Ensemble, ils forment un tandem nouveau, moins nostalgique que par le passé. Pas d'Ibrahimovic, pas de Berg. Juste deux mecs en pleine forme qui ont quelque chose à prouver.

Qui paye vraiment le prix de ce choix stratégique ?

Dejan Kulusevski. Le nom fait mal en Italie, en Angleterre, partout où on regarde le football. Parce que ce gars-là, on en parlait comme d'une future star il y a trois, quatre ans. Juventus, Turin, le prestige italien... Et puis voilà. L'entraîneur suédois lui préfère d'autres. Pas de place pour lui en 2026. C'est brutal, frontalement dit. Même s'il faut comprendre que les rôles d'aile ont explosé en nombre ces derniers mois chez les Bleus et Jaunes.

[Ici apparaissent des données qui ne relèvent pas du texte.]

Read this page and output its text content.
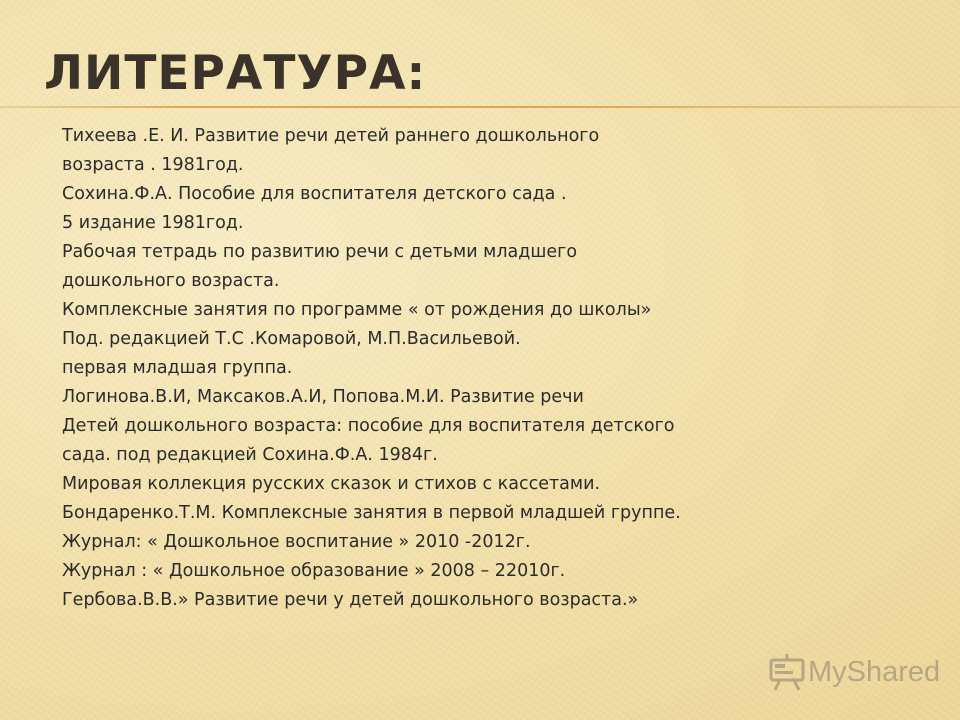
ЛИТЕРАТУРА:
Тихеева .Е. И. Развитие речи детей раннего дошкольного
возраста . 1981год.
Сохина.Ф.А. Пособие для воспитателя детского сада .
5 издание 1981год.
Рабочая тетрадь по развитию речи с детьми младшего
дошкольного возраста.
Комплексные занятия по программе « от рождения до школы»
Под. редакцией Т.С .Комаровой, М.П.Васильевой.
первая младшая группа.
Логинова.В.И, Максаков.А.И, Попова.М.И. Развитие речи
Детей дошкольного возраста: пособие для воспитателя детского
сада. под редакцией Сохина.Ф.А. 1984г.
Мировая коллекция русских сказок и стихов с кассетами.
Бондаренко.Т.М. Комплексные занятия в первой младшей группе.
Журнал: « Дошкольное воспитание » 2010 -2012г.
Журнал : « Дошкольное образование » 2008 – 22010г.
Гербова.В.В.» Развитие речи у детей дошкольного возраста.»
MyShared
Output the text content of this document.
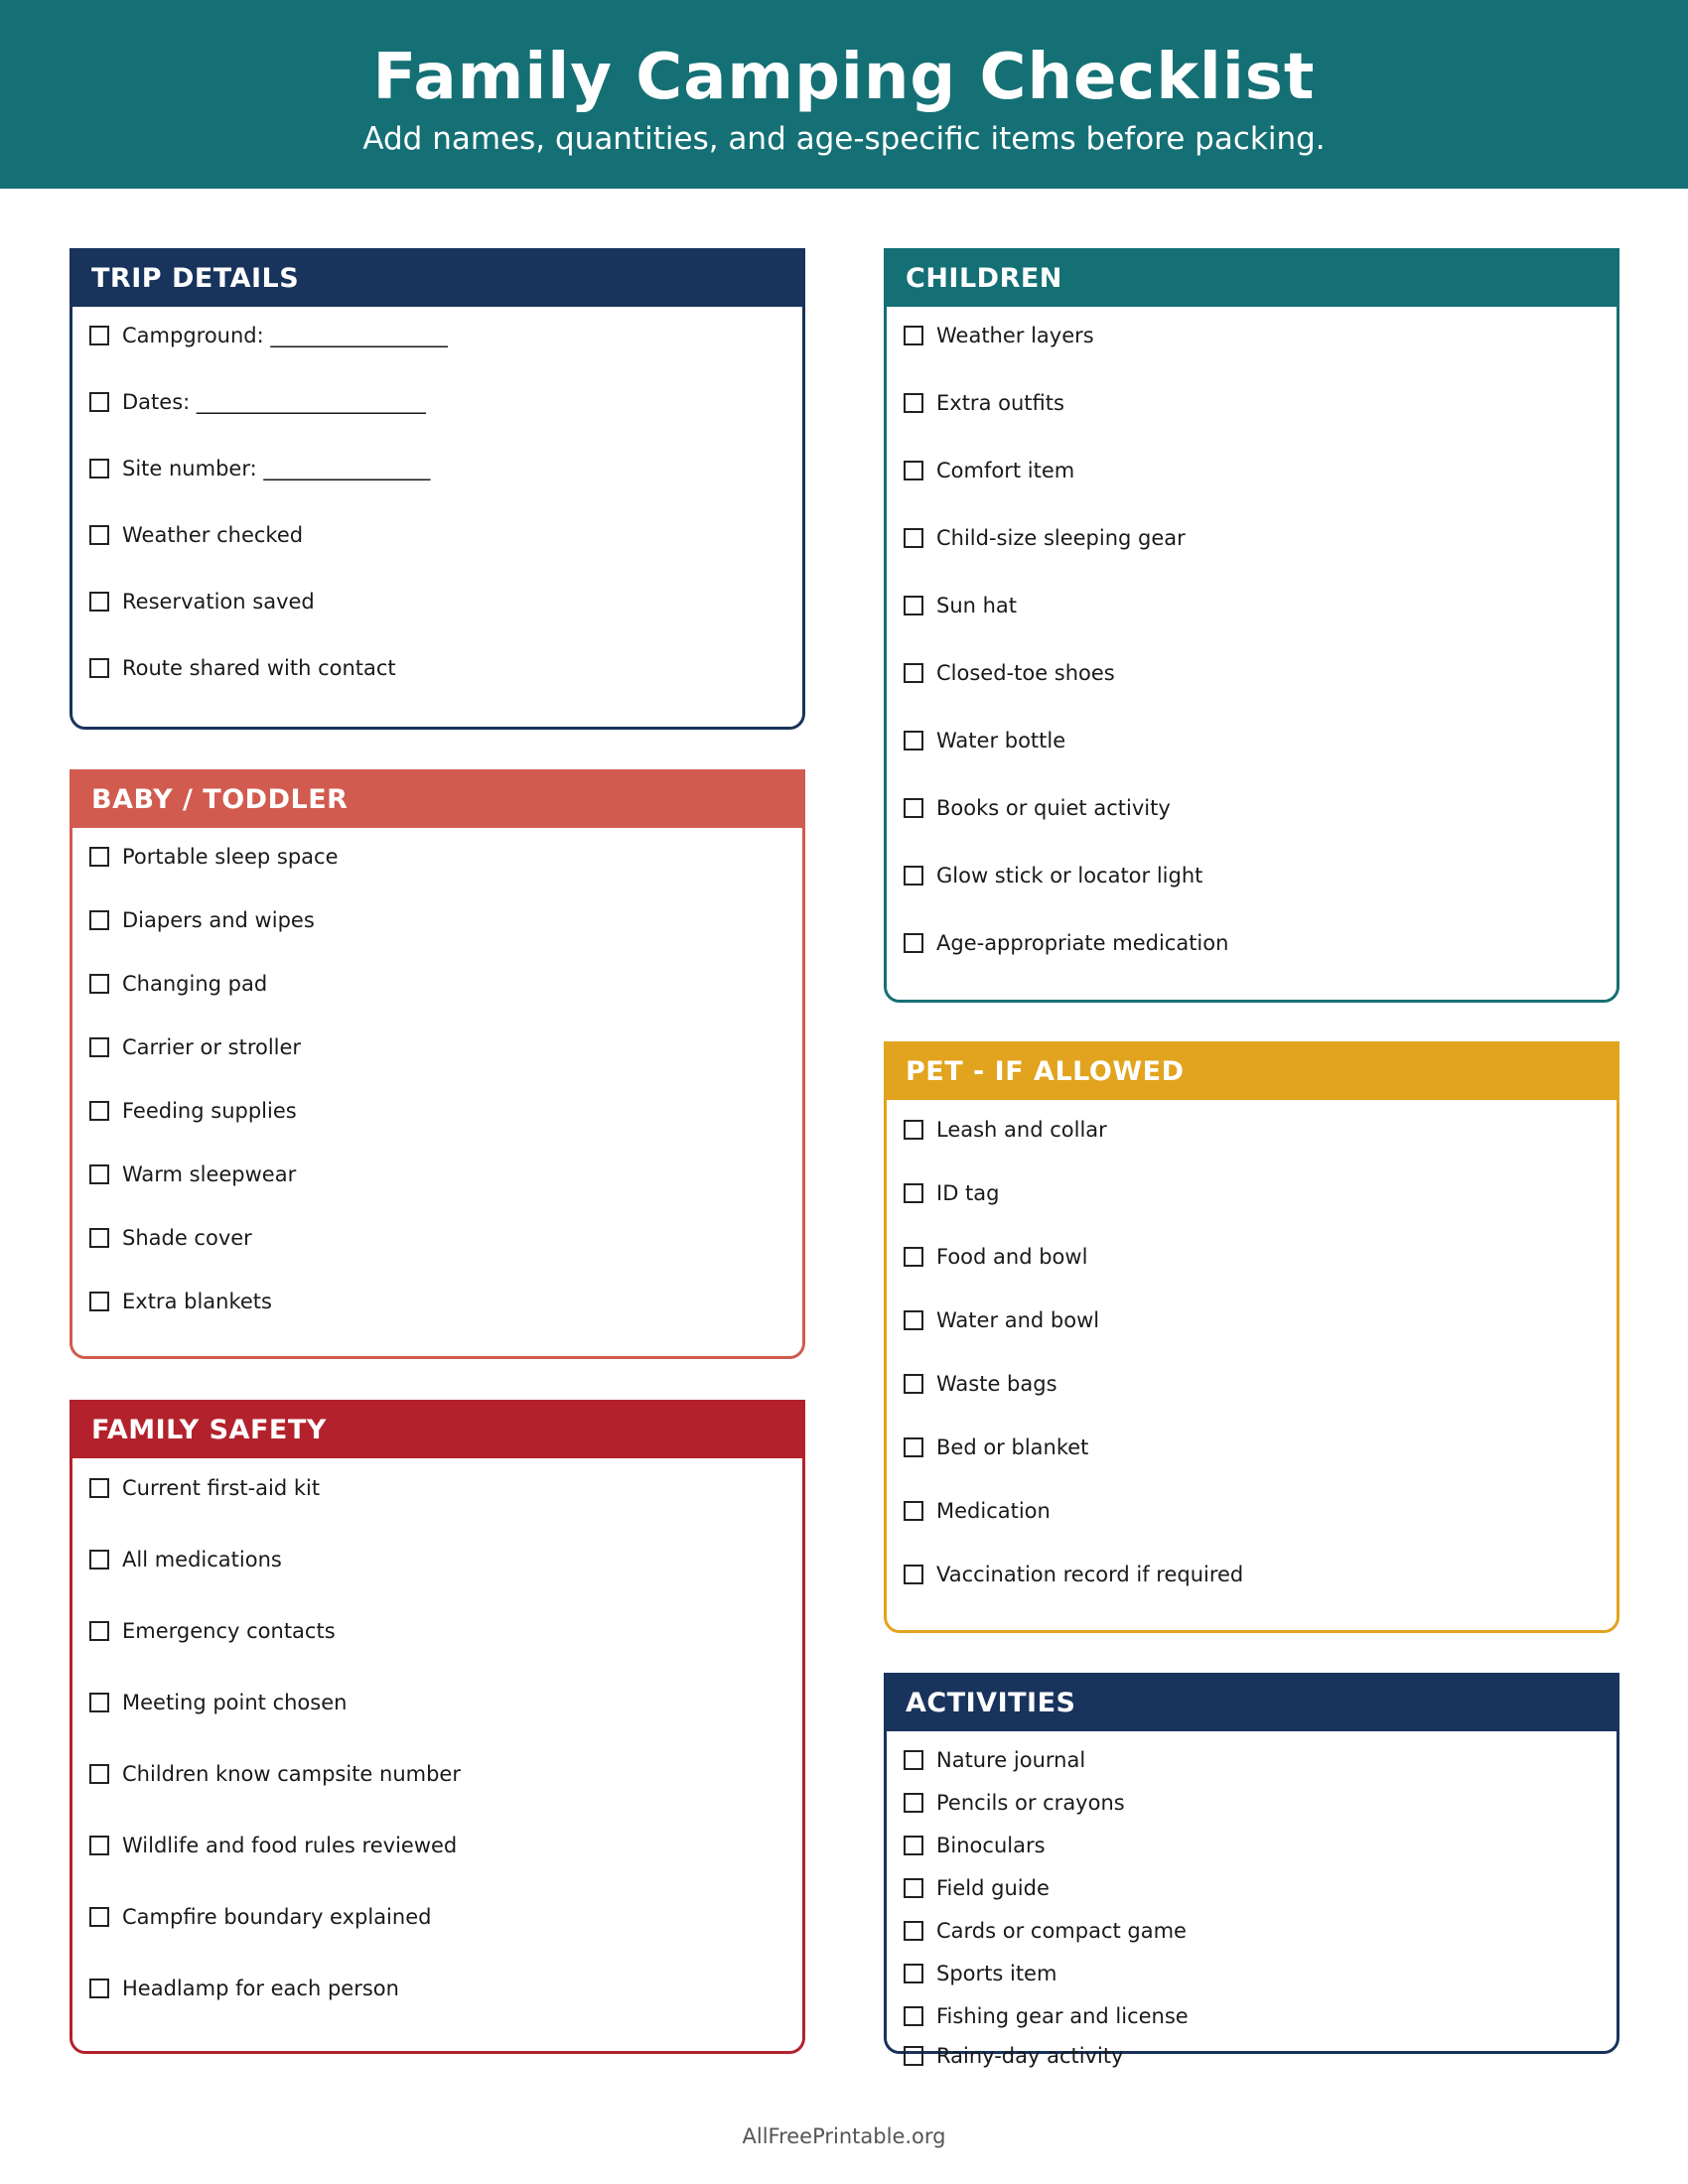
Family Camping Checklist

Add names, quantities, and age-specific items before packing.

TRIP DETAILS
Campground: _________________
Dates: ______________________
Site number: ________________
Weather checked
Reservation saved
Route shared with contact
BABY / TODDLER
Portable sleep space
Diapers and wipes
Changing pad
Carrier or stroller
Feeding supplies
Warm sleepwear
Shade cover
Extra blankets
FAMILY SAFETY
Current first-aid kit
All medications
Emergency contacts
Meeting point chosen
Children know campsite number
Wildlife and food rules reviewed
Campfire boundary explained
Headlamp for each person
CHILDREN
Weather layers
Extra outfits
Comfort item
Child-size sleeping gear
Sun hat
Closed-toe shoes
Water bottle
Books or quiet activity
Glow stick or locator light
Age-appropriate medication
PET - IF ALLOWED
Leash and collar
ID tag
Food and bowl
Water and bowl
Waste bags
Bed or blanket
Medication
Vaccination record if required
ACTIVITIES
Nature journal
Pencils or crayons
Binoculars
Field guide
Cards or compact game
Sports item
Fishing gear and license
Rainy-day activity
AllFreePrintable.org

Bardghji, c'est plus inattendu encore. Le jeune Malmö avait grandi sous le feu des projecteurs, promis à une belle trajectoire. Mais le foot suédois rechigne à offrir des cadeaux. La concurrence est devenue féroce, les exigences plus élevées. À vingt-quatre ans, il reste encore des opportunités pour revenir. À moins que ce choix ne ferme la porte de façon définitive.

Ces deux-là devront vivre avec cette absence. C'est le jeu, brutal, impitoyable. Quand on rate son moment, il y en a toujours dix autres derrière qui passent.

Comment cette Suède peut-elle vraiment compter pour 2026 ?

Le contexte est bienveillant, presque généreux. La Suède retrouve une compétition mondiale après ce trou noir de 2022. Psychologiquement, c'est énorme. On ne parle plus de reconstruction, mais de vrai retour. Avec Isak et Gyökeres en première ligne, avec une défense où les jeunes commencent à peser, cette équipe ne manque pas de matière première.

Mais soyons honnête : à part ces deux noms offensifs, qui fascine vraiment ? Le milieu suédois a dû se renouveler aussi. Les vieilles gloires se sont éteintes. Nouveau contexte, nouveau visage. La vraie question n'est pas qui ils ont pris, c'est ce qu'ils en feront.

Le groupe suédois ne sera pas le plus tape-à-l'œil de la compétition. Il ne fera pas peur à la France, à l'Allemagne ou à l'Espagne. Mais il possède cette densité nouvelle, cet équilibre qu'on cherchait depuis longtemps. Avec Isak en bonne santé, avec Gyökeres en confiance maximale, la Suède peut au moins envisager de se battre, de ne pas reproduire le scénario catastrophe du Qatar.

Quatre ans après avoir manqué le coche, les Bleus et Jaunes reviennent. Pas en conquérants. Mais en équipe entière, affamée, avec une hiérarchie claire et des ambitions mesurées mais réelles. Les sacrifiés comme Kulusevski regarderont le tournoi depuis leur canapé. Mais la Suède, elle, aura au moins une chance de réécrire son histoire.